Memahami Media Melalui Semiotika

Pelbagai tipe media memiliki makna tersendiri yang dibungkus dengan cermat, lalu dibuang ke masyarakat. Bungkusan itu bisa berupa isi dari televisi, media cetak, film, iklan, dan semacamnya. Masyarakat pun jadi lebih mudah memperoleh dan mengakses informasi, serta mendapatkan pengetahuan yang luas. Lalu, apakah kita sadar akan pengaruh informasi tersebut? 

Di tengah zaman informatika ini, pelbagai informasi dapat memengaruhi pikiran manusia secara tidak langsung. Pada akhirnya, manusia dapat tereduksi identitasnya. Hal ini pulalah yang menjadi kekhawatiran Marshall McLuhan, bahwa media dapat membangkitkan adanya alienasi pada banyak orang. Karenanya, Marcel Danesi, seorang profesor semiotika dan antropologi linguistik, menyajikan pelbagai tipe media masa kini ditinjau dari sudut semiotika melalui buku karangannya ini.


Semiotika dan Media Massa
Di buku ini penulis memaparkan bahwa dalam teori semiotika, bentuk fisik sebuah representasi , pada umumnya disebut penanda. Lalu, makna yang dibangunnya, disebut petanda. Makna yang berpotensi untuk diambil dari representasi ini dalam sebuah lingkungan budaya tertentu, disebut sebagai sistem penandaan.
Dalam proses pembuatan penanda, digunakanlah medium berupa gambar, suara, dan sebagainya untuk menampilkan ulang sesuatu yang diindra, dibayangkan, atau dirasakan dalam bentuk fisik. Proses inilah di mana media berusaha membangun sesuatu (bentuk X) dalam rangka mengalihkannya ke sesuatu yang lain (bentuk Y) baik itu material atau pun konseptual. Dengan kalimat lain, mereka berusaha agar X = Y. Untuk mencapainya, si pembuat bentuk penanda memasukkan konteks historis, sosial, atau segala hal yang terkait dengan pembuatan bentuk ini.

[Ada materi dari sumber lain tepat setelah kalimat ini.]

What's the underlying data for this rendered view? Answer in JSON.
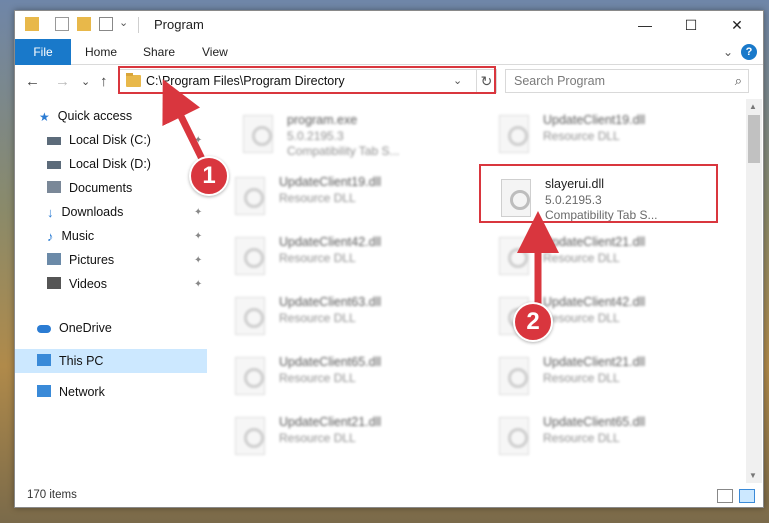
{
  "window": {
    "title": "Program",
    "controls": {
      "minimize": "—",
      "maximize": "☐",
      "close": "✕"
    }
  },
  "ribbon": {
    "tabs": [
      "File",
      "Home",
      "Share",
      "View"
    ],
    "chevron": "⌄",
    "help": "?"
  },
  "nav": {
    "back": "←",
    "forward": "→",
    "up_list": "⌄",
    "up": "↑",
    "address": "C:\\Program Files\\Program Directory",
    "address_chevron": "⌄",
    "refresh": "↻",
    "search_placeholder": "Search Program",
    "search_icon": "⌕"
  },
  "sidebar": {
    "items": [
      {
        "label": "Quick access",
        "icon": "star-icon",
        "color": "#2b7cd3"
      },
      {
        "label": "Local Disk (C:)",
        "icon": "drive-icon",
        "color": "#5c6b7a",
        "pinned": true
      },
      {
        "label": "Local Disk (D:)",
        "icon": "drive-icon",
        "color": "#5c6b7a",
        "pinned": true
      },
      {
        "label": "Documents",
        "icon": "documents-icon",
        "color": "#7a8898",
        "pinned": true
      },
      {
        "label": "Downloads",
        "icon": "download-icon",
        "color": "#2b7cd3",
        "pinned": true
      },
      {
        "label": "Music",
        "icon": "music-icon",
        "color": "#2b7cd3",
        "pinned": true
      },
      {
        "label": "Pictures",
        "icon": "pictures-icon",
        "color": "#6b8aa8",
        "pinned": true
      },
      {
        "label": "Videos",
        "icon": "videos-icon",
        "color": "#555555",
        "pinned": true
      },
      {
        "label": "OneDrive",
        "icon": "cloud-icon",
        "color": "#2b7cd3"
      },
      {
        "label": "This PC",
        "icon": "pc-icon",
        "color": "#3a8ad8",
        "selected": true
      },
      {
        "label": "Network",
        "icon": "network-icon",
        "color": "#3a8ad8"
      }
    ],
    "pin_glyph": "📌"
  },
  "files": {
    "left": [
      {
        "name": "program.exe",
        "sub": "5.0.2195.3",
        "sub2": "Compatibility Tab S..."
      },
      {
        "name": "UpdateClient19.dll",
        "sub": "Resource DLL"
      },
      {
        "name": "UpdateClient42.dll",
        "sub": "Resource DLL"
      },
      {
        "name": "UpdateClient63.dll",
        "sub": "Resource DLL"
      },
      {
        "name": "UpdateClient65.dll",
        "sub": "Resource DLL"
      },
      {
        "name": "UpdateClient21.dll",
        "sub": "Resource DLL"
      }
    ],
    "right": [
      {
        "name": "UpdateClient19.dll",
        "sub": "Resource DLL"
      },
      {
        "name": "slayerui.dll",
        "sub": "5.0.2195.3",
        "sub2": "Compatibility Tab S...",
        "highlight": true
      },
      {
        "name": "UpdateClient21.dll",
        "sub": "Resource DLL"
      },
      {
        "name": "UpdateClient42.dll",
        "sub": "Resource DLL"
      },
      {
        "name": "UpdateClient21.dll",
        "sub": "Resource DLL"
      },
      {
        "name": "UpdateClient65.dll",
        "sub": "Resource DLL"
      }
    ]
  },
  "status": {
    "items_count": "170 items"
  },
  "annotations": {
    "step1": "1",
    "step2": "2",
    "color": "#d9363e"
  }
}
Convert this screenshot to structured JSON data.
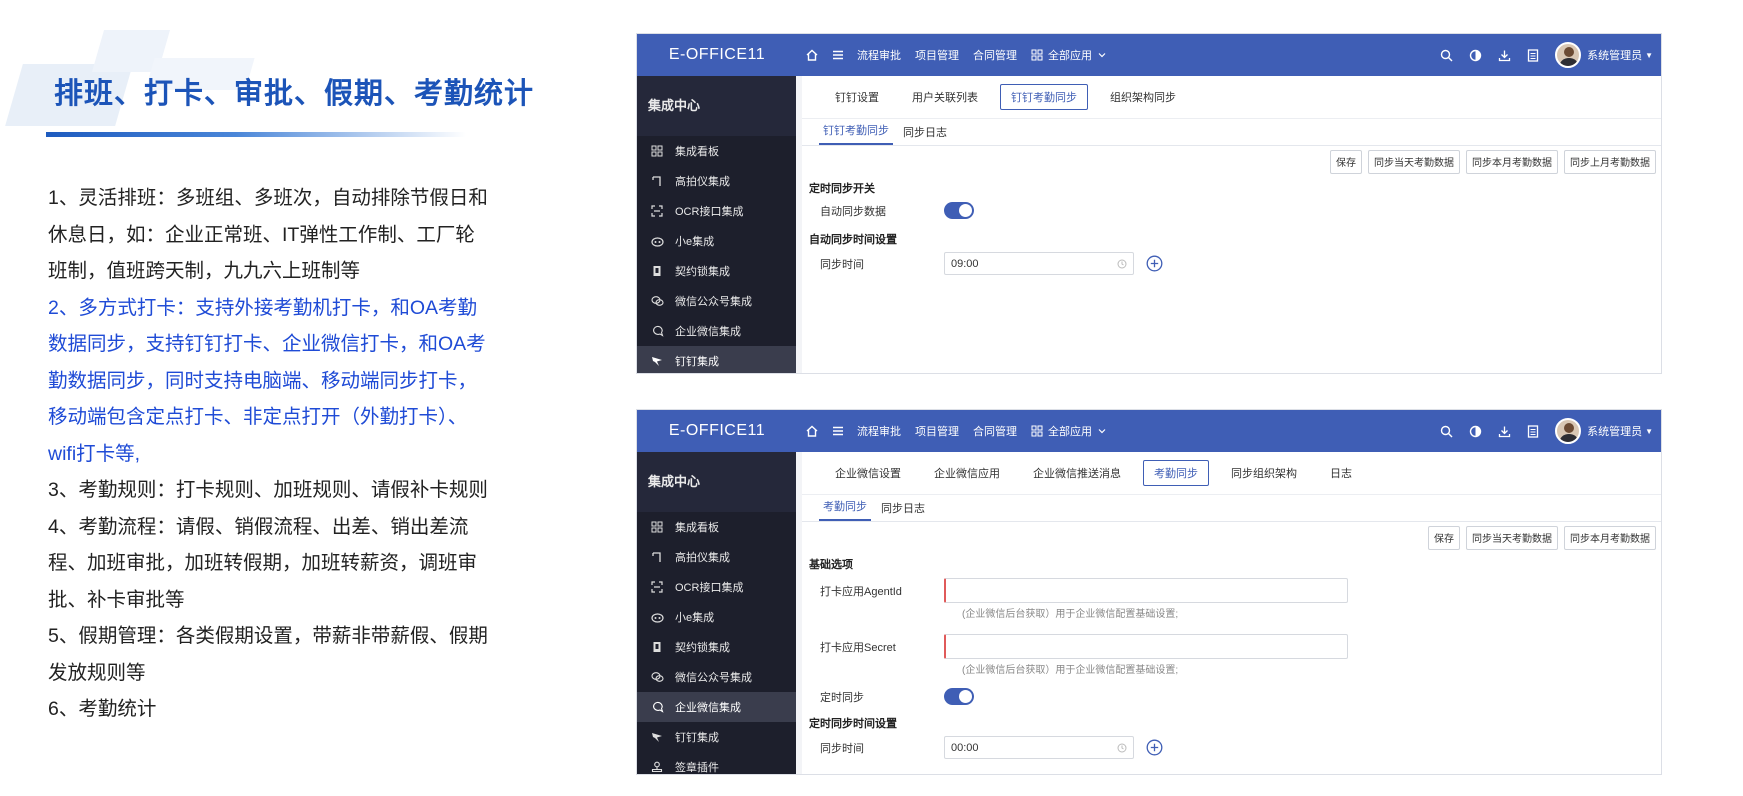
{
  "slide": {
    "title": "排班、打卡、审批、假期、考勤统计",
    "points": [
      {
        "text": "1、灵活排班：多班组、多班次，自动排除节假日和休息日，如：企业正常班、IT弹性工作制、工厂轮班制，值班跨天制，九九六上班制等",
        "highlight": false
      },
      {
        "text": "2、多方式打卡：支持外接考勤机打卡，和OA考勤数据同步，支持钉钉打卡、企业微信打卡，和OA考勤数据同步，同时支持电脑端、移动端同步打卡，移动端包含定点打卡、非定点打开（外勤打卡）、wifi打卡等,",
        "highlight": true
      },
      {
        "text": "3、考勤规则：打卡规则、加班规则、请假补卡规则",
        "highlight": false
      },
      {
        "text": "4、考勤流程：请假、销假流程、出差、销出差流程、加班审批，加班转假期，加班转薪资，调班审批、补卡审批等",
        "highlight": false
      },
      {
        "text": "5、假期管理：各类假期设置，带薪非带薪假、假期发放规则等",
        "highlight": false
      },
      {
        "text": "6、考勤统计",
        "highlight": false
      }
    ]
  },
  "app": {
    "brand": "E-OFFICE11",
    "nav": [
      "流程审批",
      "项目管理",
      "合同管理"
    ],
    "all_apps": "全部应用",
    "user": "系统管理员",
    "sidebar_title": "集成中心",
    "colors": {
      "primary": "#3f5eb5",
      "sidebar": "#1d1f2c"
    }
  },
  "window1": {
    "sidebar": [
      {
        "label": "集成看板",
        "icon": "grid-icon"
      },
      {
        "label": "高拍仪集成",
        "icon": "camera-icon"
      },
      {
        "label": "OCR接口集成",
        "icon": "scan-icon"
      },
      {
        "label": "小e集成",
        "icon": "robot-icon"
      },
      {
        "label": "契约锁集成",
        "icon": "lock-icon"
      },
      {
        "label": "微信公众号集成",
        "icon": "wechat-icon"
      },
      {
        "label": "企业微信集成",
        "icon": "chat-icon"
      },
      {
        "label": "钉钉集成",
        "icon": "dingtalk-icon",
        "active": true
      }
    ],
    "tabs": [
      "钉钉设置",
      "用户关联列表",
      "钉钉考勤同步",
      "组织架构同步"
    ],
    "subtabs": [
      "钉钉考勤同步",
      "同步日志"
    ],
    "buttons": [
      "保存",
      "同步当天考勤数据",
      "同步本月考勤数据",
      "同步上月考勤数据"
    ],
    "section1": "定时同步开关",
    "auto_sync_label": "自动同步数据",
    "auto_sync_on": true,
    "section2": "自动同步时间设置",
    "time_label": "同步时间",
    "time_value": "09:00"
  },
  "window2": {
    "sidebar": [
      {
        "label": "集成看板",
        "icon": "grid-icon"
      },
      {
        "label": "高拍仪集成",
        "icon": "camera-icon"
      },
      {
        "label": "OCR接口集成",
        "icon": "scan-icon"
      },
      {
        "label": "小e集成",
        "icon": "robot-icon"
      },
      {
        "label": "契约锁集成",
        "icon": "lock-icon"
      },
      {
        "label": "微信公众号集成",
        "icon": "wechat-icon"
      },
      {
        "label": "企业微信集成",
        "icon": "chat-icon",
        "active": true
      },
      {
        "label": "钉钉集成",
        "icon": "dingtalk-icon"
      },
      {
        "label": "签章插件",
        "icon": "stamp-icon"
      }
    ],
    "tabs": [
      "企业微信设置",
      "企业微信应用",
      "企业微信推送消息",
      "考勤同步",
      "同步组织架构",
      "日志"
    ],
    "subtabs": [
      "考勤同步",
      "同步日志"
    ],
    "buttons": [
      "保存",
      "同步当天考勤数据",
      "同步本月考勤数据"
    ],
    "section1": "基础选项",
    "agentid_label": "打卡应用AgentId",
    "agentid_value": "",
    "agentid_hint": "(企业微信后台获取）用于企业微信配置基础设置;",
    "secret_label": "打卡应用Secret",
    "secret_value": "",
    "secret_hint": "(企业微信后台获取）用于企业微信配置基础设置;",
    "timed_sync_label": "定时同步",
    "timed_sync_on": true,
    "section2": "定时同步时间设置",
    "time_label": "同步时间",
    "time_value": "00:00"
  }
}
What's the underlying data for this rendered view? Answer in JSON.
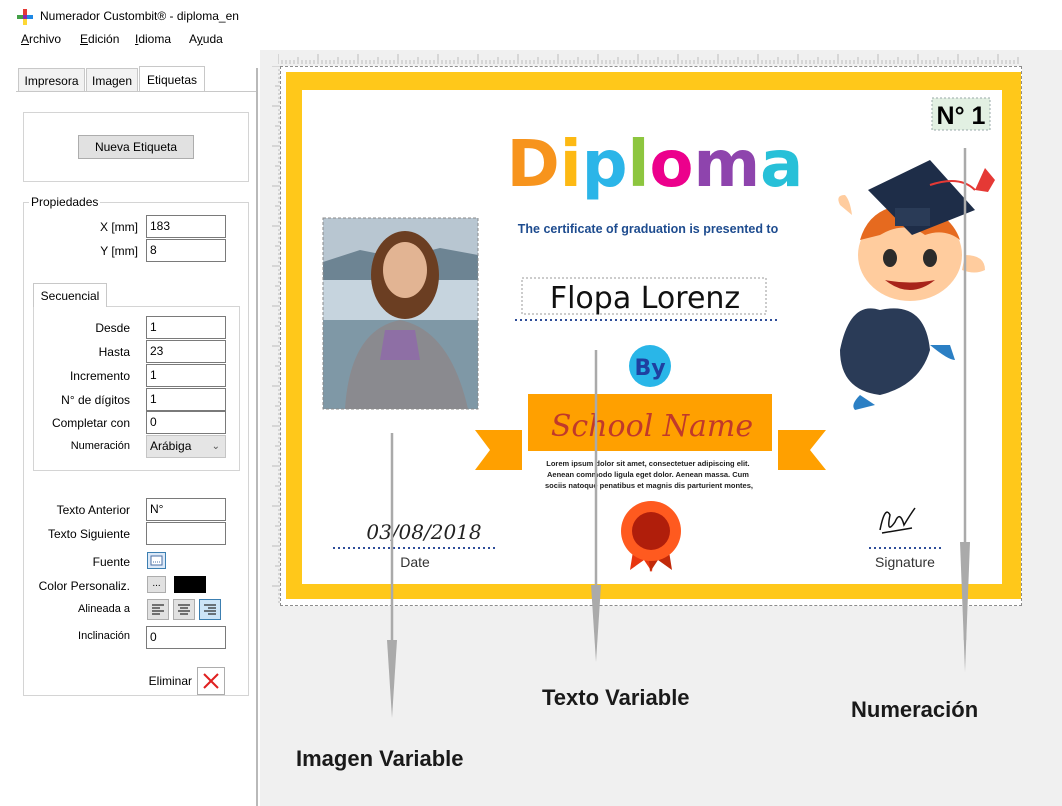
{
  "window": {
    "title": "Numerador Custombit® - diploma_en"
  },
  "menu": {
    "archivo": "Archivo",
    "edicion": "Edición",
    "idioma": "Idioma",
    "ayuda": "Ayuda"
  },
  "tabs": {
    "impresora": "Impresora",
    "imagen": "Imagen",
    "etiquetas": "Etiquetas"
  },
  "panel": {
    "nueva_etiqueta": "Nueva Etiqueta",
    "propiedades": "Propiedades",
    "x_label": "X [mm]",
    "x_value": "183",
    "y_label": "Y [mm]",
    "y_value": "8",
    "secuencial_tab": "Secuencial",
    "desde_label": "Desde",
    "desde_value": "1",
    "hasta_label": "Hasta",
    "hasta_value": "23",
    "incremento_label": "Incremento",
    "incremento_value": "1",
    "digitos_label": "N° de dígitos",
    "digitos_value": "1",
    "completar_label": "Completar con",
    "completar_value": "0",
    "numeracion_label": "Numeración",
    "numeracion_value": "Arábiga",
    "texto_anterior_label": "Texto Anterior",
    "texto_anterior_value": "N°",
    "texto_siguiente_label": "Texto Siguiente",
    "texto_siguiente_value": "",
    "fuente_label": "Fuente",
    "color_label": "Color Personaliz.",
    "color_button": "...",
    "color_swatch": "#000000",
    "alineada_label": "Alineada a",
    "inclinacion_label": "Inclinación",
    "inclinacion_value": "0",
    "eliminar_label": "Eliminar"
  },
  "diploma": {
    "number": "N° 1",
    "title_letters": [
      "D",
      "i",
      "p",
      "l",
      "o",
      "m",
      "a"
    ],
    "title_colors": [
      "#f7941d",
      "#fdb913",
      "#2bb5e8",
      "#8dc63f",
      "#ec008c",
      "#8e44ad",
      "#27c0d8"
    ],
    "subtitle": "The certificate of graduation is presented to",
    "name": "Flopa Lorenz",
    "by": "By",
    "school": "School Name",
    "lorem": [
      "Lorem ipsum dolor sit amet, consectetuer adipiscing elit.",
      "Aenean commodo ligula eget dolor. Aenean massa. Cum",
      "sociis natoque penatibus et magnis dis parturient montes,"
    ],
    "date_value": "03/08/2018",
    "date_label": "Date",
    "signature_label": "Signature"
  },
  "captions": {
    "imagen_variable": "Imagen Variable",
    "texto_variable": "Texto Variable",
    "numeracion": "Numeración"
  },
  "icons": {
    "logo": "custombit-logo-icon",
    "fuente": "font-picker-icon",
    "eliminar": "delete-x-icon"
  },
  "colors": {
    "border_yellow": "#ffc81a",
    "ribbon_orange": "#ffa000",
    "by_blue": "#29b6e8",
    "subtitle_blue": "#1e4c8f",
    "arrow_gray": "#aaaaaa"
  }
}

Marcel memberikan contoh tentang representasi ini. Seks, secara semiotika, dapat dijadikan sebagai referen (sesuatu yang dirujuk), karena menjadi hal yang ingin kita rujuk. Referen ini bisa direpresentasikan dalam bentuk yang lain; misal ada yang merepresentasikan seks dengan film-film erotis; ada yang representasinya berupa potret dua orang yang sedang berciuman dengan mesra; atau bisa juga melalui puisi-puisi yang berisi aspek-aspek seks secara vulgar.

Dalam memaknai representasi ini, tidak bisa terpatok pada satu makna saja, atau memilah pelbagai makna untuk diberlakukan pada satu kelompok tertentu. Begitu banyak hal lain seperti konvensi sosial, pengalaman komunal, dan faktor kontekstual lainnya yang membatasi pelbagai pilihan makna. Karena, analisis semiotika adalah upaya untuk menggambarkan pelbagai pilihan makna yang tersedia. Semiotika cenderung menggunakan interperetasi untuk memaknai gambaran tertentu (hal.5).

Penulis juga menjelaskan tentang tipe-tipe media, mulai dari media cetak, media audio, film, televisi, komputer dan internet, dan iklan. Fokus dari tiap bab ini menjelaskan awal mula kemunculan dan perkembangan dari tiap media tersebut. Dari aspek perkembangan itu, dilihat dari sudut pandang semiotika untuk menguraikan pengaruh-pengaruhnya terhadap tatanan kehidupan masyarakat.

Melalui buku ini pula, penulis memaparkan dampak-dampak sosial media dengan disertai contoh-contoh kasus di Amerika Utara.  Sekaligus menunjukkan bahwa media massa secara langsung bisa memengaruhi perilaku manusia, yang dinamakan ‘Teori jarum suntik’.

Sebagai pengantar, buku ini bagus bagi yang ingin memulai mempelajari semiotika secara praktis terkait dengan media. Karena penulis tidak banyak memberikan teori, tapi lebih kepada studi kasus berdasarkan sudut pandang semiotika yang dijelaskan secara ringkas.

Meski begitu, buku ini menyajikan perbedaan pandangan beberapa tokoh semiotika seputar pemahamannya terhadap perkembangan media. Hal ini yang terkadang membuat para pembaca pemula bingung untuk memilih mana pandangan yang lebih baik. Tetapi, dalam keadaan demikian penulis mengambil posisi dengan memberikan pandangannya yang menengahi perbedaan tersebut.
    Bagi yang ingin memahami struktur makna yang disebarkan media ke dalam sistem kehidupan modern sehari-hari, buku ini dapat dijadikan rujukan.